La communauté internationale continue donc d’être parcourue par de grandes lignes de fracture. Mais comme le relève David Sylvan, les premiers pas du président Barack Obama, ses gestes d’ouverture tout azimut, vont dans le sens d’une détente internationale.

«Le président américain semble déterminé à obtenir un règlement de paix au Proche Orient d’ici 4 ans avec la création d’un Etat palestinien viable», relève ce professeur à l’Institut de hautes études internationales et du développement.

Absents de la conférence antiraciste de Genève, les Etats-Unis vont aussi se porter candidat ce printemps pour entrer dans le Conseil des droits de l’homme. Ce qui permettra de rééquilibrer les rapports de force qui le domine.

swissinfo, Frédéric Burnand, Genève

Bilan. En marge de la conférence, la Commission fédérale contre le racisme a tiré un bilan de la situation en Suisse:

Discrimination. La Suisse n’a pas de programme d’action national. Son droit civil ne comporte pas d’interdiction générale de discrimination.

Victimes. L’offre de services de consultation pour les victimes du racisme est très limité et privé de soutien financier étatique.

Sanctions. La justice ne sanctionne pas assez les manifestations racistes en politique et les refus d’accès dans les établissements publics.
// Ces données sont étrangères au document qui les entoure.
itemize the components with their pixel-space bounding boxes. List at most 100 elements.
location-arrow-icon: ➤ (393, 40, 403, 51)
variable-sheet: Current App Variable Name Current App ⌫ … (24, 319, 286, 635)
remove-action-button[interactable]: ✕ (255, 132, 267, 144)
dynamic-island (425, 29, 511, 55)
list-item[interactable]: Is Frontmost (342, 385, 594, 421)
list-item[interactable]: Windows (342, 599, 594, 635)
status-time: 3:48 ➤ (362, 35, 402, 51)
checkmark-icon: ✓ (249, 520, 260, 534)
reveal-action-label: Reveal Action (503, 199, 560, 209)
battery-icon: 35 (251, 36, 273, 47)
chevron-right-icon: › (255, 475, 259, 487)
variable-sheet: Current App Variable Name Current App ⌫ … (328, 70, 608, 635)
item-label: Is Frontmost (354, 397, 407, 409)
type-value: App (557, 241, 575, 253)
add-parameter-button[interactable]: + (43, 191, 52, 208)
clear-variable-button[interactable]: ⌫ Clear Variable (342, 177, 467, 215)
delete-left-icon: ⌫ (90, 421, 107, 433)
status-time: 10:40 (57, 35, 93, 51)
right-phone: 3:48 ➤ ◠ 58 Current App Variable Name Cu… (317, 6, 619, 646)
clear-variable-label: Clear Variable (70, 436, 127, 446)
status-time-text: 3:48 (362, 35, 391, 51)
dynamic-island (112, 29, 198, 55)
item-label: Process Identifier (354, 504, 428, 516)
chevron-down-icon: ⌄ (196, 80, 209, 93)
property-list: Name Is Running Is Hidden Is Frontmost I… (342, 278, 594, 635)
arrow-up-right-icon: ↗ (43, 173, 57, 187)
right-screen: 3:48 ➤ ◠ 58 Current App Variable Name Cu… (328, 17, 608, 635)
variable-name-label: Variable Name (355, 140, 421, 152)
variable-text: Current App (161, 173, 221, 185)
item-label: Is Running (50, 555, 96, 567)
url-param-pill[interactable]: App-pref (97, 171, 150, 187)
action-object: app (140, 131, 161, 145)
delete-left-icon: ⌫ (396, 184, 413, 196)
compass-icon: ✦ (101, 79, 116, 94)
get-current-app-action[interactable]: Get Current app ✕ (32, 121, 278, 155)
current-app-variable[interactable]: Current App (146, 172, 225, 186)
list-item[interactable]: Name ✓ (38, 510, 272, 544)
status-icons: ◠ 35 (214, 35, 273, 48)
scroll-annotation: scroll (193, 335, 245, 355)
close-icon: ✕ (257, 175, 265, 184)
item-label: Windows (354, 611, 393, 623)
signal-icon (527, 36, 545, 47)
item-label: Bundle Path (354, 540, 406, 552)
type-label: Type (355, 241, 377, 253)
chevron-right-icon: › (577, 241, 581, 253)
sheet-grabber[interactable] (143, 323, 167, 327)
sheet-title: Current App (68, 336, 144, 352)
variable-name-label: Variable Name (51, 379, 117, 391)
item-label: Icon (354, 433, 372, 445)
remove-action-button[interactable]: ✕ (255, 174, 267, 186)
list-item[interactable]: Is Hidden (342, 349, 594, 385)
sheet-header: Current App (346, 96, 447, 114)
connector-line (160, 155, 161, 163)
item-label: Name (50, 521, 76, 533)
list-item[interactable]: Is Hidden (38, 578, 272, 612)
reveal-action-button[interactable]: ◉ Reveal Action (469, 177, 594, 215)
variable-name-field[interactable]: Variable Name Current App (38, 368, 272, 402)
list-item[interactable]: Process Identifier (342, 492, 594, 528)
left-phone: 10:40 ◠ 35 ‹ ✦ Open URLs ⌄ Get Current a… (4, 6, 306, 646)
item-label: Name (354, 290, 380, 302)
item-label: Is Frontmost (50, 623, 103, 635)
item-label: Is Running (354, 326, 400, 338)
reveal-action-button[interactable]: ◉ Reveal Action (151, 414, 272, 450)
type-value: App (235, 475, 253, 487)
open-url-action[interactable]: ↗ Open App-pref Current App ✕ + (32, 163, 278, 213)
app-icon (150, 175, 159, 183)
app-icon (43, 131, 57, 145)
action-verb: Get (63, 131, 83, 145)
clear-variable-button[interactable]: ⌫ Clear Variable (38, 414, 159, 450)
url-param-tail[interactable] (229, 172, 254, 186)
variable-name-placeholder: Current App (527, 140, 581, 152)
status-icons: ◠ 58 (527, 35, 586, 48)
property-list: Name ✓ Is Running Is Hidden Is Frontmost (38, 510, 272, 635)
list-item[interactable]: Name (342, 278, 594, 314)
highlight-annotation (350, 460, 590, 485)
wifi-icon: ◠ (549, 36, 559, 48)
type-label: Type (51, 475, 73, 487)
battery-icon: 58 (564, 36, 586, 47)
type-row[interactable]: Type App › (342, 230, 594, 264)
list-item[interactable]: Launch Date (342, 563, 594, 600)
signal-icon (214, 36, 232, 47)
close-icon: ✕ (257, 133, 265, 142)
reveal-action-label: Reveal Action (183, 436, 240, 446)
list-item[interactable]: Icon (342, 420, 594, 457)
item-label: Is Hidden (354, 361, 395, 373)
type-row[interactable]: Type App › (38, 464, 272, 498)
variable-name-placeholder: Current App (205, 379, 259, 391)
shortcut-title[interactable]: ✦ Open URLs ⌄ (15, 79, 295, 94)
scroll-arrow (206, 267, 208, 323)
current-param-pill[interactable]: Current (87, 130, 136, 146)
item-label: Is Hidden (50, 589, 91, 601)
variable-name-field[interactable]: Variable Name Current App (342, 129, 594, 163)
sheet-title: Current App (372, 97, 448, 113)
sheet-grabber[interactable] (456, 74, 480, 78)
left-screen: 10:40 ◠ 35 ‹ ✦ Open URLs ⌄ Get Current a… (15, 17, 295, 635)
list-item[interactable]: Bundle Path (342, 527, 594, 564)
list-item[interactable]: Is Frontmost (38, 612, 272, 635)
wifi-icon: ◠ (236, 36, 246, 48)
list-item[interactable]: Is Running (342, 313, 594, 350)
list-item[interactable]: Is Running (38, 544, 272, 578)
Etat.L’administration fédérale n’a pas intégré suffisamment la lutte contre le racisme.

Lutte. Les points positifs sont la création d’un service de lutte contre le racisme au Département fédéral de l’intérieur, la mention de l’interdiction de discrimination dans les nouvelles constitutions cantonales et les mesures visant à sensibiliser les policiers.

Efforts. La Commission salue aussi les efforts entrepris pour mettre sur pied un suivi du phénomène, les formations proposées dans le secteur de la santé et le concordat scolaire baptisé HarmoS.

Inacceptable. Ce jeudi, les Nations Unies ont annoncé avoir interdit à trois organisations non-gouvernementales l’accès à la conférence Durban II pour «comportement de perturbation inacceptable».

Perturber. La mesure frappe l’Union des étudiants juifs de France (UEJF), qui a mené des «efforts orchestrés pour perturber la conférence».

Coexist. L’ONG française Coexist (22 militants enregistrés pour la conférence), associée à l’UEJF dans la lutte contre le racisme et l’antisémitisme, a également été interdite d’accès au Palais des Nations jusqu’à la fin de la conférence.

Négationniste. L’organisation iranienne négationniste Neda Institute for Political and Scientific Research a été retirée de la liste des ONG accréditées.